Non so perché la storia di Rachel mi abbia sempre colpito più di altre, più di tutte. La sua come quella di Valerio Verbano la cui madre - Carla - combatte ancora oggi, a 30 anni di distanza, per sapere chi gli ha portato via quel figlio di 19 anni, con quella stessa tenacia che rivedo ogni giorno in Argentina, tra le Madres, le madri dei circa 30.000 desaparecidos che la dittatura argentina ha prodotto in quegli stessi anni in cui qui in Italia, se sbagliavi strada o quartiere, rischiavi di non tornare più a casa. Forse perché Rachel è l'unica ragazza in questo gruppo, forse perché decise un giorno di lasciare la sua città - Olympia, nello stato di Washington - per andarsene a migliaia di chilometri da casa ad aiutare il popolo della Palestina. O forse, più semplicemente, perché Rachel aveva 23anni, la mia stessa età, e a volte mi chiedo come sia morire schiacciati da un bulldozer a 23 anni.
Sono passati
esattamente 7 anni da quel giorno, quel giorno in cui Rachel divenne scudo del diritto alla vita dei palestinesi («abbattono le case anche se c'è gente all'interno, non rispettano niente e nessuno» diceva spesso ai suoi amici), ma nonostante questo il tempo non ha portato alcun consiglio, visto che l'opera di terrorismo quotidiano dei sionisti continua nella più totale impunità e con il beneplacito dell'opinione pubblica occidentale, quella stessa opinione pubblica che non proferisce parola quando i suoi figli, i suoi fratelli, vengono inviati alla guerra affinché l'Occidente possa continuare a fare la parte del mondo ricco. Ma questa è un'altra storia...

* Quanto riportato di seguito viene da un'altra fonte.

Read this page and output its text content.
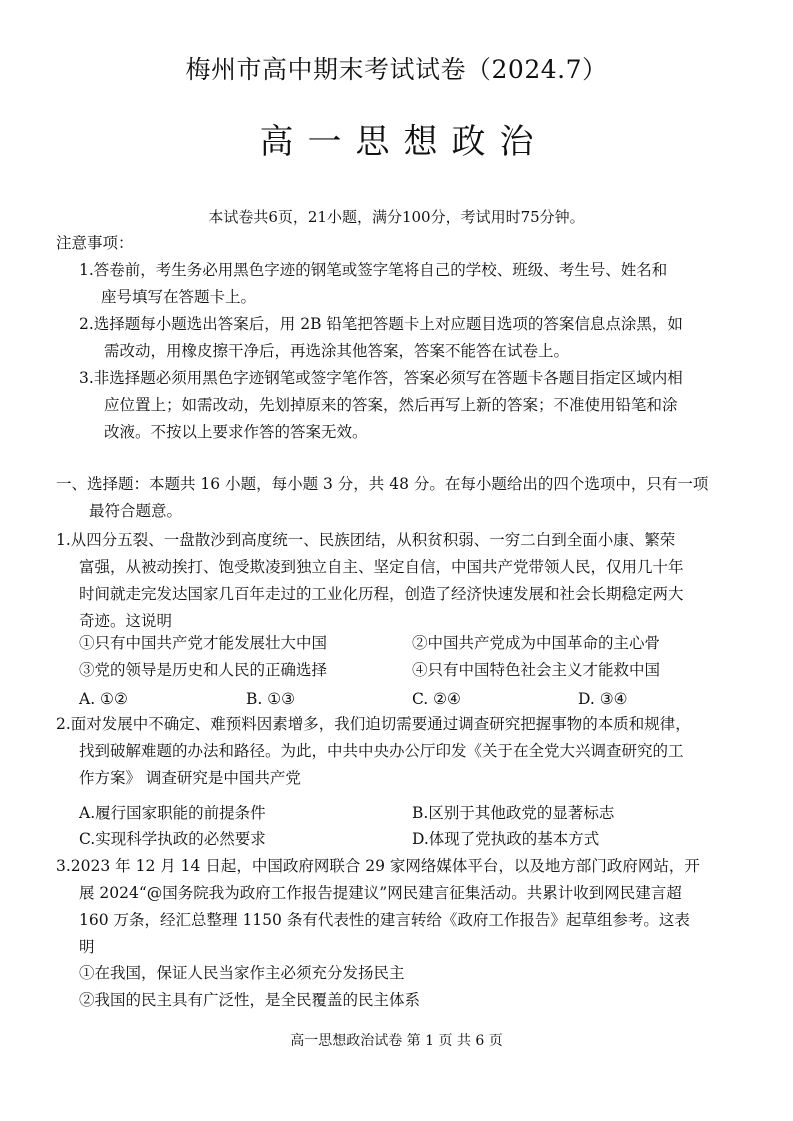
梅州市高中期末考试试卷（2024.7）
高一思想政治
本试卷共6页，21小题，满分100分，考试用时75分钟。
注意事项：
1.答卷前，考生务必用黑色字迹的钢笔或签字笔将自己的学校、班级、考生号、姓名和
座号填写在答题卡上。
2.选择题每小题选出答案后，用 2B 铅笔把答题卡上对应题目选项的答案信息点涂黑，如
需改动，用橡皮擦干净后，再选涂其他答案，答案不能答在试卷上。
3.非选择题必须用黑色字迹钢笔或签字笔作答，答案必须写在答题卡各题目指定区域内相
应位置上；如需改动，先划掉原来的答案，然后再写上新的答案；不准使用铅笔和涂
改液。不按以上要求作答的答案无效。
一、选择题：本题共 16 小题，每小题 3 分，共 48 分。在每小题给出的四个选项中，只有一项
最符合题意。
1.从四分五裂、一盘散沙到高度统一、民族团结，从积贫积弱、一穷二白到全面小康、繁荣
富强，从被动挨打、饱受欺凌到独立自主、坚定自信，中国共产党带领人民，仅用几十年
时间就走完发达国家几百年走过的工业化历程，创造了经济快速发展和社会长期稳定两大
奇迹。这说明
①只有中国共产党才能发展壮大中国	②中国共产党成为中国革命的主心骨
③党的领导是历史和人民的正确选择	④只有中国特色社会主义才能救中国
A. ①②	B. ①③	C. ②④	D. ③④
2.面对发展中不确定、难预料因素增多，我们迫切需要通过调查研究把握事物的本质和规律，
找到破解难题的办法和路径。为此，中共中央办公厅印发《关于在全党大兴调查研究的工
作方案》 调查研究是中国共产党
A.履行国家职能的前提条件	B.区别于其他政党的显著标志
C.实现科学执政的必然要求	D.体现了党执政的基本方式
3.2023 年 12 月 14 日起，中国政府网联合 29 家网络媒体平台，以及地方部门政府网站，开
展 2024“@国务院我为政府工作报告提建议”网民建言征集活动。共累计收到网民建言超
160 万条，经汇总整理 1150 条有代表性的建言转给《政府工作报告》起草组参考。这表
明
①在我国，保证人民当家作主必须充分发扬民主
②我国的民主具有广泛性，是全民覆盖的民主体系
高一思想政治试卷 第 1 页 共 6 页
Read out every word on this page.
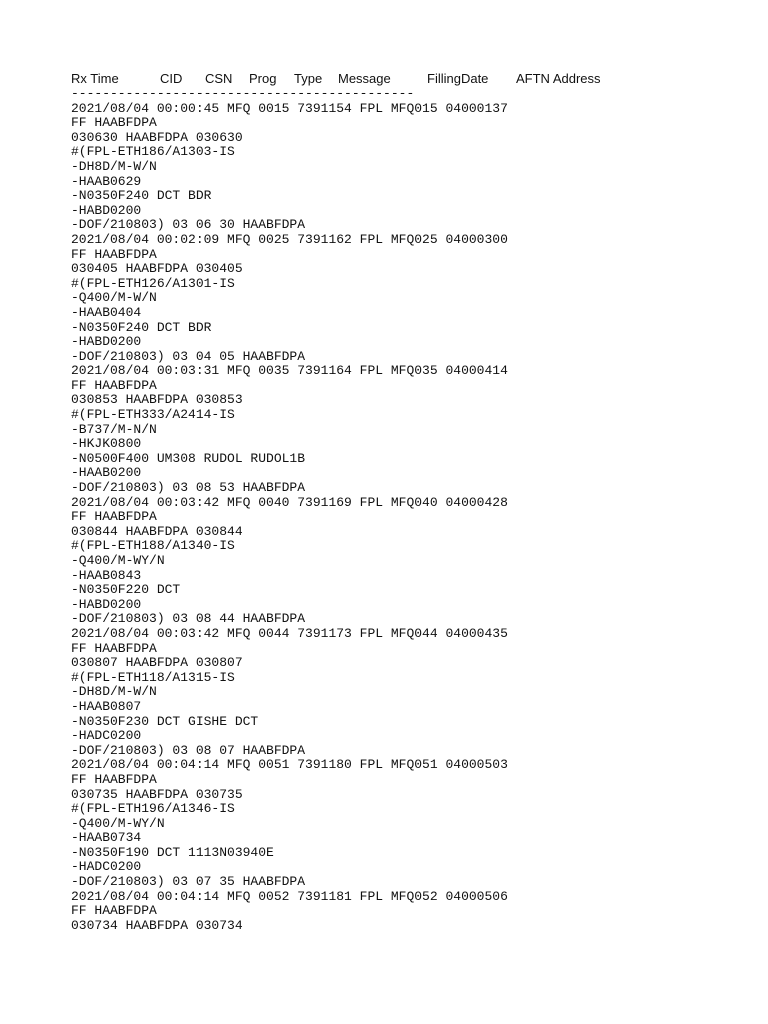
Rx Time	CID CSN Prog Type Message	FillingDate AFTN Address
--------------------------------------------
2021/08/04 00:00:45 MFQ 0015 7391154 FPL MFQ015 04000137
FF HAABFDPA
030630 HAABFDPA 030630
#(FPL-ETH186/A1303-IS
-DH8D/M-W/N
-HAAB0629
-N0350F240 DCT BDR
-HABD0200
-DOF/210803) 03 06 30 HAABFDPA
2021/08/04 00:02:09 MFQ 0025 7391162 FPL MFQ025 04000300
FF HAABFDPA
030405 HAABFDPA 030405
#(FPL-ETH126/A1301-IS
-Q400/M-W/N
-HAAB0404
-N0350F240 DCT BDR
-HABD0200
-DOF/210803) 03 04 05 HAABFDPA
2021/08/04 00:03:31 MFQ 0035 7391164 FPL MFQ035 04000414
FF HAABFDPA
030853 HAABFDPA 030853
#(FPL-ETH333/A2414-IS
-B737/M-N/N
-HKJK0800
-N0500F400 UM308 RUDOL RUDOL1B
-HAAB0200
-DOF/210803) 03 08 53 HAABFDPA
2021/08/04 00:03:42 MFQ 0040 7391169 FPL MFQ040 04000428
FF HAABFDPA
030844 HAABFDPA 030844
#(FPL-ETH188/A1340-IS
-Q400/M-WY/N
-HAAB0843
-N0350F220 DCT
-HABD0200
-DOF/210803) 03 08 44 HAABFDPA
2021/08/04 00:03:42 MFQ 0044 7391173 FPL MFQ044 04000435
FF HAABFDPA
030807 HAABFDPA 030807
#(FPL-ETH118/A1315-IS
-DH8D/M-W/N
-HAAB0807
-N0350F230 DCT GISHE DCT
-HADC0200
-DOF/210803) 03 08 07 HAABFDPA
2021/08/04 00:04:14 MFQ 0051 7391180 FPL MFQ051 04000503
FF HAABFDPA
030735 HAABFDPA 030735
#(FPL-ETH196/A1346-IS
-Q400/M-WY/N
-HAAB0734
-N0350F190 DCT 1113N03940E
-HADC0200
-DOF/210803) 03 07 35 HAABFDPA
2021/08/04 00:04:14 MFQ 0052 7391181 FPL MFQ052 04000506
FF HAABFDPA
030734 HAABFDPA 030734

«In ogni caso, qui ci sono bambini di otto anni che hanno preoccupazioni sugli equilibri di potere del mondo, più di quanti io ne avessi pochi anni fa» aveva scritto il 7 febbraio del 2003, in una delle tantissime e-mail con le quali si teneva in contatto con la sua famiglia ed i suoi amici.
Non mi va, in questa sede, di riportare la biografia di Rachel, semplicemente perché non potrei aggiungere niente a quel che si può trovare già scritto - e ripetuto all'infinito - in rete. Non mi va neanche di considerarla "il simbolo del pacifismo", come è stata spesso definita semplicemente perché la vita di un'essere umano, di qualunque sesso, razza, religione, o cultura sia non ha niente di "simbolico". Può però essere un esempio. Un esempio per chi crede davvero che un giorno possa esserci quel mondo migliore che ormai da anni andiamo cercando, quel mondo in cui non servano nuove Rachel Corrie, quel mondo in cui la dominazione dell'uomo da parte dell'uomo sia solo una delle tante pagine della Storia, quella che si studia sui libri.
Da ateo non credo che Rachel, Dax, Fausto, Jaio, Carlo Giuliani e tutti gli altri siano in quell'indefinito qualcosa che qualcuno si ostina a chiamare "Paradiso", credo che però siano tutti insieme, oggi, a camminare tutti insieme lungo le vie di Stalingrado.
Per Rachel, per Dax, per Fausto e Jaio, Valerio Verbano e Carlo Giuliani. E per tutti gli altri che non conosco.